A maior parte da Educação disponível para o público geral acontece em instituições deprimentes, com chão de pedra, sob a proteção de pessoas que nos lembram do porquê de a academia ser também um sinônimo para "distante" e "entediante", e porque nós fomos, provavelmente, um dia, bastante agradecidos por desistir da escola ou da faculdade.
É por isso que eu e alguns amigos nos reunimos para começar um estabelecimento educacional diferenciado há dois anos. Para começar, a Escola da Vida tem uma crença apaixonada em tornar relevante o aprendizado - e assim ministra cursos sobre questões importantes da vida cotidiana. Ao passo que a maioria das universidades enquadra o aprendizado em categorias abstratas ("História agrária", "Novela inglesa do século XVIII"). A Escola da Vida intitula seus cursos de acordo com as coisas que todos nós temos tendência a nos importar: carreiras, relações, políticas, viagens, famílias.
É provável que uma noite ou um final de semana seja usado em um desses cursos na reflexão sobre problemas tais como sua responsabilidade moral para com um ex-parceiro ou como resolver uma crise de carreira. Como a diretora da Escola, Sophie Howarth diz: "Nós o ensinaremos todas as coisas importantes e sensatas que um curso universitário pode oferecer, mas reunimos de forma diferente para que nunca pareça que estão te passando um sermão rígido ou chato. Mostramos a você como Aristóteles ou Platão podem fazer a diferença na sua vida. Claro, estamos adoçando a pílula do conhecimento, mas não é muito melhor do que adoçar a falta de senso?"
É inegável que a Escola da Vida está interessada em adoçar - ou antes, em parecer bem. De suas brochuras estilizadas ao interior lúdico de sua sede em Bloomsbury, você sabe que estar nas mãos de pessoas que pensam que alimentar a mente não deveria ser incompatível com o deleite visual. Mais importante, talvez, o lugar consegue manter o senso de humor sobre si mesmo e sobre todo o negócio da aprendizagem.
A Escola oferece um serviço chamado biblioterapia, baseado na ideia de que a razão real de as pessoas não lerem muito hoje em dia é que há, de longe, muitos livros na praça. Perplexas e confusas com as escolhas, e mentalmente desgastadas pelo mais novo e bombástico vencedor premiado, será mais fácil escolher a TV. Para mudar tudo isso, os biblioterapeutas da Escola da Vida oferecem encontrar-se com você em uma conversa profunda sobre seu caráter e aspirações e então chegar num plano de leitura para o futuro, que termina nos livros que poderiam realmente resgatar seus interesses subjacentes e enriquecer seu modo de olhar para o mundo.

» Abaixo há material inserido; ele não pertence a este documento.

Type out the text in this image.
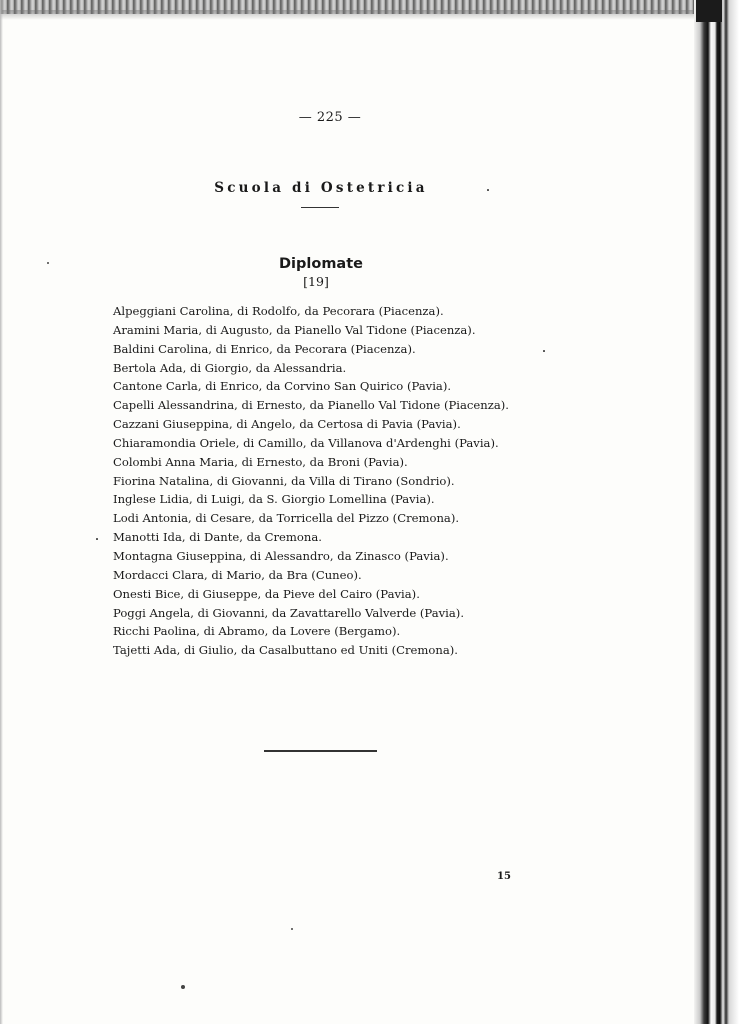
— 225 —
Scuola di Ostetricia
Diplomate
[19]
Alpeggiani Carolina, di Rodolfo, da Pecorara (Piacenza).
Aramini Maria, di Augusto, da Pianello Val Tidone (Piacenza).
Baldini Carolina, di Enrico, da Pecorara (Piacenza).
Bertola Ada, di Giorgio, da Alessandria.
Cantone Carla, di Enrico, da Corvino San Quirico (Pavia).
Capelli Alessandrina, di Ernesto, da Pianello Val Tidone (Piacenza).
Cazzani Giuseppina, di Angelo, da Certosa di Pavia (Pavia).
Chiaramondia Oriele, di Camillo, da Villanova d'Ardenghi (Pavia).
Colombi Anna Maria, di Ernesto, da Broni (Pavia).
Fiorina Natalina, di Giovanni, da Villa di Tirano (Sondrio).
Inglese Lidia, di Luigi, da S. Giorgio Lomellina (Pavia).
Lodi Antonia, di Cesare, da Torricella del Pizzo (Cremona).
Manotti Ida, di Dante, da Cremona.
Montagna Giuseppina, di Alessandro, da Zinasco (Pavia).
Mordacci Clara, di Mario, da Bra (Cuneo).
Onesti Bice, di Giuseppe, da Pieve del Cairo (Pavia).
Poggi Angela, di Giovanni, da Zavattarello Valverde (Pavia).
Ricchi Paolina, di Abramo, da Lovere (Bergamo).
Tajetti Ada, di Giulio, da Casalbuttano ed Uniti (Cremona).
15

Então, novamente tudo vem com o coração leve. A Escola tem uma divisão oferecendo psicoterapia para indivíduos, casais ou famílias - e o faz de uma forma completamente livre de estigmas. Para os ingleses, geralmente reservados, deve ser uma prioridade ter uma instituição que oferece terapia em uma rua comum e mais, trata a ideia de fazer terapia como não mais ou menos estranha do que cortar o cabelo ou ir a pedicure, e talvez seja um tanto mais útil.
Em uma cultura onde qualquer um que tenta ter uma conversa séria foi alguma vez acusado de pertencer às "chattering classes" (termo inglês usado para se referir à classe média urbana que engendra conversas com certo ar de esnobismo) e onde tudo o que é muito intelectual corre o perigo de ser chamado de pretensioso, deve-se aplaudir um lugar que tenta pôr o aprendizado e as ideias de volta para onde elas deveriam sempre ter ficado - bem no meio de nossas vidas.

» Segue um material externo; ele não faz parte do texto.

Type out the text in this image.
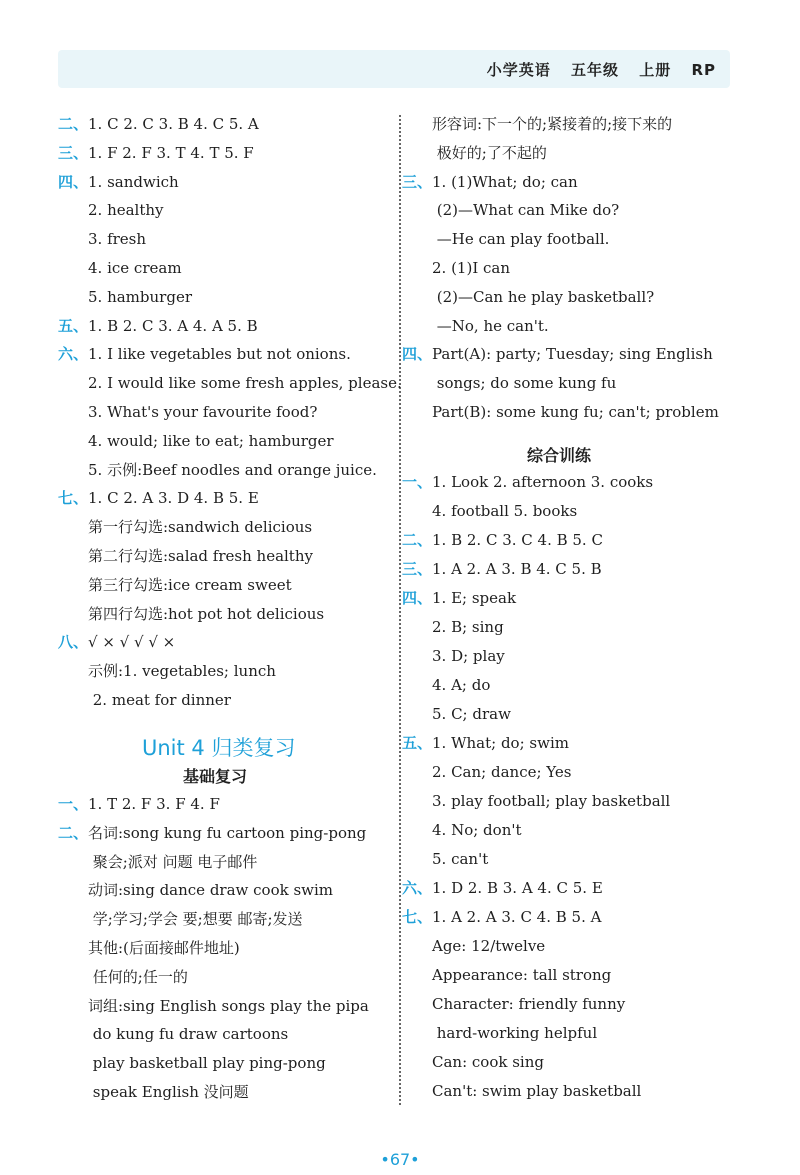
小学英语 五年级 上册 RP
二、1. C 2. C 3. B 4. C 5. A
三、1. F 2. F 3. T 4. T 5. F
四、1. sandwich
2. healthy
3. fresh
4. ice cream
5. hamburger
五、1. B 2. C 3. A 4. A 5. B
六、1. I like vegetables but not onions.
2. I would like some fresh apples, please.
3. What's your favourite food?
4. would; like to eat; hamburger
5. 示例:Beef noodles and orange juice.
七、1. C 2. A 3. D 4. B 5. E
第一行勾选:sandwich delicious
第二行勾选:salad fresh healthy
第三行勾选:ice cream sweet
第四行勾选:hot pot hot delicious
八、√ × √ √ √ ×
示例:1. vegetables; lunch
2. meat for dinner
一、1. T 2. F 3. F 4. F
二、名词:song kung fu cartoon ping-pong
聚会;派对 问题 电子邮件
动词:sing dance draw cook swim
学;学习;学会 要;想要 邮寄;发送
其他:(后面接邮件地址)
任何的;任一的
词组:sing English songs play the pipa
do kung fu draw cartoons
play basketball play ping-pong
speak English 没问题
Unit 4 归类复习
基础复习
综合训练
形容词:下一个的;紧接着的;接下来的
极好的;了不起的
三、1. (1)What; do; can
(2)—What can Mike do?
—He can play football.
2. (1)I can
(2)—Can he play basketball?
—No, he can't.
四、Part(A): party; Tuesday; sing English
songs; do some kung fu
Part(B): some kung fu; can't; problem
一、1. Look 2. afternoon 3. cooks
4. football 5. books
二、1. B 2. C 3. C 4. B 5. C
三、1. A 2. A 3. B 4. C 5. B
四、1. E; speak
2. B; sing
3. D; play
4. A; do
5. C; draw
五、1. What; do; swim
2. Can; dance; Yes
3. play football; play basketball
4. No; don't
5. can't
六、1. D 2. B 3. A 4. C 5. E
七、1. A 2. A 3. C 4. B 5. A
Age: 12/twelve
Appearance: tall strong
Character: friendly funny
hard-working helpful
Can: cook sing
Can't: swim play basketball
•67•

Filosofia: Você tem um histórico familiar interessante vindo de uma família judia sefardita, como Edgar Morin, que veio de Alexandria, e como Eric Hobsbawn. Sua família está envolvida com coleções artísticas, bancos e Arquitetura, temas que você parece privilegiar. Seus filhos têm os nomes Saul e Samuel. Mais especificamente, como sua história familiar influenciou o seu trabalho?
Alain de Botton: Existem algumas coisas interessantes no meu histórico familiar: em primeiro lugar, desde muito novo aprendi a falar para uma audiência internacional. Eu falava três línguas fluentemente quando tinha oito anos e circulava entre Suíça e Reino Unido. Eu compreendi as classes e as diferenças sociais cedo. Acredito que isso ajudou meu trabalho cruzar fronteiras.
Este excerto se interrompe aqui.